Honduran Armed Forces Build Reservoirs to Help Civilians

Honduran Armed Forces Build Reservoirs to Help Civilians

By Dialogo
December 14, 2015

Very good. All the reporting is very important

The Honduran Armed Forces' First Battalion of Engineers is constructing hundreds of water reservoirs to assist civilians in a drought-stricken area known as the “Dry Corridor,” which includes 132 towns in 14 departments throughout the country's southern, western, and central zones.

Nationally, Honduras is suffering greatly from the effects of climate change – so much so it tops Germanwatch’s 2015 Global Climate Risk Index, a list of nations most vulnerable to climate change.

In particular, climate change is negatively impacting the country's agricultural and forestry production, according to Engineering Colonel José Hilario Leiva Rivera, Commander of the Honduran Armed Forces’ First Battalion of Engineers. Farmers and others who work in agriculture maintain a delicate system dependent upon rain, but their production has been hindered, and they've suffered economic losses because the rain cycle has been affected by climate change.

“For Honduras, this project of constructing water collection systems represents a positive investment in its people and will grant independence to farmers since farming depends on the rains and is thus among the most vulnerable to climate change,” Col. Leiva said. “The reservoirs or water collection systems are bound to be quite useful during the dry season, seeing that most have a capacity of 30,000-60,000 cubic meters of water.”

About 95 percent of Honduran crops rely solely on climate conditions whereas only 5 percent are irrigated, according to data from the Irrigation Systems Directorate of the Honduran Secretary of Agriculture and Livestock (SAG).

Honduran President Juan Orlando Hernández instructed the Engineer Battalion to construct reservoirs in 13 different departments because “the phenomenon of climate change has severely changed precipitation patterns,” he said in a press statement.

“We have to change our attitudes. We can no longer plant crops on the same dates that we always have. To this end, work will need to be done on projects dealing with sustainable development and, more than anything else, proper management and conservation of water,” the president added.

Armed Forces coordinate with local officials

Ensuring that farmers can plant and harvest crops is crucial to the country's food supply, according to engineer Fabio Salgado, a SAG specialist. The Armed Forces are coordinating with local government officials to make the reservoir project a success.

After the SAG reviewed it, the Armed Forces and the mayor finalized each agreement and workers started building reservoirs under the direction of the Engineer Battalion, which includes a construction team of seven frontmen and 10 specialists.

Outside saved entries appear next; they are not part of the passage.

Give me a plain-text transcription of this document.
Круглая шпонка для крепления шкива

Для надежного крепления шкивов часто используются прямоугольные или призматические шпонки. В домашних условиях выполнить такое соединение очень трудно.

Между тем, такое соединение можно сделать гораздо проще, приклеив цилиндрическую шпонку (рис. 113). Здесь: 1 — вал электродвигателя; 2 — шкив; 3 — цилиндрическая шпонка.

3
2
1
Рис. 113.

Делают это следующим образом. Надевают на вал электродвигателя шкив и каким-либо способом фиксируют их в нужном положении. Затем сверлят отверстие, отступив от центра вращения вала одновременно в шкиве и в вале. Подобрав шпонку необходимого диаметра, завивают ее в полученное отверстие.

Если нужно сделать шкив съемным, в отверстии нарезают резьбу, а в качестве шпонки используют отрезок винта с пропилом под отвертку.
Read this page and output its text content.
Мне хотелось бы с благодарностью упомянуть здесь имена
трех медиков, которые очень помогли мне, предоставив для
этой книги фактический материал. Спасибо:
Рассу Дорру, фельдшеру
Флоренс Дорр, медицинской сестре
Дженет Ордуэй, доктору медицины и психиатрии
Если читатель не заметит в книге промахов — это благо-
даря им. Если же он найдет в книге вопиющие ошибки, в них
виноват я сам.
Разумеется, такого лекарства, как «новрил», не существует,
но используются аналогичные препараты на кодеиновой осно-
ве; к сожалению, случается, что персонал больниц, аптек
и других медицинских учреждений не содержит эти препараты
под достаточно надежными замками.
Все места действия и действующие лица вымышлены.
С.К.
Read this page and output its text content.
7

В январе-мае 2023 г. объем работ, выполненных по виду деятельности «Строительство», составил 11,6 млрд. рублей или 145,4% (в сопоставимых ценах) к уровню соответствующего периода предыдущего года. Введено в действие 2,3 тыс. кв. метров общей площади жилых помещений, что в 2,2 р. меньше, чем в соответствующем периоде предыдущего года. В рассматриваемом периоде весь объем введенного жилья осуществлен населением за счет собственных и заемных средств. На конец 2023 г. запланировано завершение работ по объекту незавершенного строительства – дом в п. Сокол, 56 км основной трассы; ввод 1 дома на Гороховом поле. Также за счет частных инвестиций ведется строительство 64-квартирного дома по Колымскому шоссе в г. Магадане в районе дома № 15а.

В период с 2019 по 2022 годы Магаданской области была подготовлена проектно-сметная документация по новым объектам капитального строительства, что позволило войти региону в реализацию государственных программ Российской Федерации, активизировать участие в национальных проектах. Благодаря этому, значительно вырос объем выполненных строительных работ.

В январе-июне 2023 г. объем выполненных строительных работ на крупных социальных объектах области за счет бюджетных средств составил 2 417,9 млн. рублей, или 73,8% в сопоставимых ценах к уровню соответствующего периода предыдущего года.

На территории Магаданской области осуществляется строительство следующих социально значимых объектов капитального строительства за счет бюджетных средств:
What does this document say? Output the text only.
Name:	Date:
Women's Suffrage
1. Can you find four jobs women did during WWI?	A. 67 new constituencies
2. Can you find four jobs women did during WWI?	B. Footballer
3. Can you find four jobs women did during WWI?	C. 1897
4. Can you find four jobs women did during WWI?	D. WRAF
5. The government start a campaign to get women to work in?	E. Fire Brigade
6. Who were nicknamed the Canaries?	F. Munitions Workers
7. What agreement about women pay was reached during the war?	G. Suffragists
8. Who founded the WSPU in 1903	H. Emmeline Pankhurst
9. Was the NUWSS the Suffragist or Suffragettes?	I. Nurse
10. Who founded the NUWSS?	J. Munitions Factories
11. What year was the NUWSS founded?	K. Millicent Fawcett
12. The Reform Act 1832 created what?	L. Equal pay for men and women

“Those close to where the reservoirs are built will now have the additional responsibility of caring for the area surrounding the reservoir, which includes reforestation, the planting of grass that is used for retention around the perimeter of the drainage system," Salgado said. “The SAG then constructs drip irrigation systems and trains people on how to use them so that no water is wasted.”

Among the groups caring for the forestry in its region is United to Grow, which is in the town of Ocotal, in Olancho department, and works to fight illegal logging and prevent forest fires. Thanks to the reservoir the Armed Forces built, farmers can now irrigate 14 hectares of land that are used to grow tomatoes, bell peppers, corn, cucumbers, beans, pumpkins, eggplants, squash, and other crops.

The working relationship among the communities, the SAG, and the Armed Forces is very strong.

“The landowners upon whose lands the reservoirs are constructed have signed agreements charging them with the responsibility of distributing and providing water to others in their communities.”

The agreements would remain in effect if owners sell their land.

“A community that has good agricultural output won’t think of abandoning the source of their livelihood. In addition to this, they will also have cheaper food and a greater variety of products to consume because they will have water they can irrigate their crops with."

Ambitious goals

The Armed Forces is working hard to provide water and the ability to grow agricultural crops to multiple communities. The Engineer Battalion is planning to finish construction on six reservoirs every 21 days in the communities that need them the most, with the goal of installing 500 reservoirs in each department that's facing a drought, according to Col. Leiva.

Two machine operators, two assistants, and one person in charge of security is supporting each work site.

In addition to the water reservoir venture, the Engineering Battalion is also participating in other development projects throughout Honduras, including the construction of public aerodromes and secondary highways, such as the one running between Tegucigalpa and Cerro La Mole.

The Engineering Battalion has also been charged with building a community 19 kilometers from Tegucigalpa in the department of Francisco Morazán, which is where the Honduran Air Force’s radars are located, and with constructing a runway and perimeter roads on the Caribbean Cisne Islands, some 250 kilometers northwest of mainland Honduras.

To make their work across the country more efficient, Armed Forces authorities conducted a study to determine how to expand the battalion’s units in four strategic points throughout the country.

“Three hundred thirty-five million lempiras (US$15.07 million) are needed to grow the size of the battalion, which is in charge of this water reservoir project and of providing appropriate responses to other situations that arise as a result of climate change,” Col. Leiva said.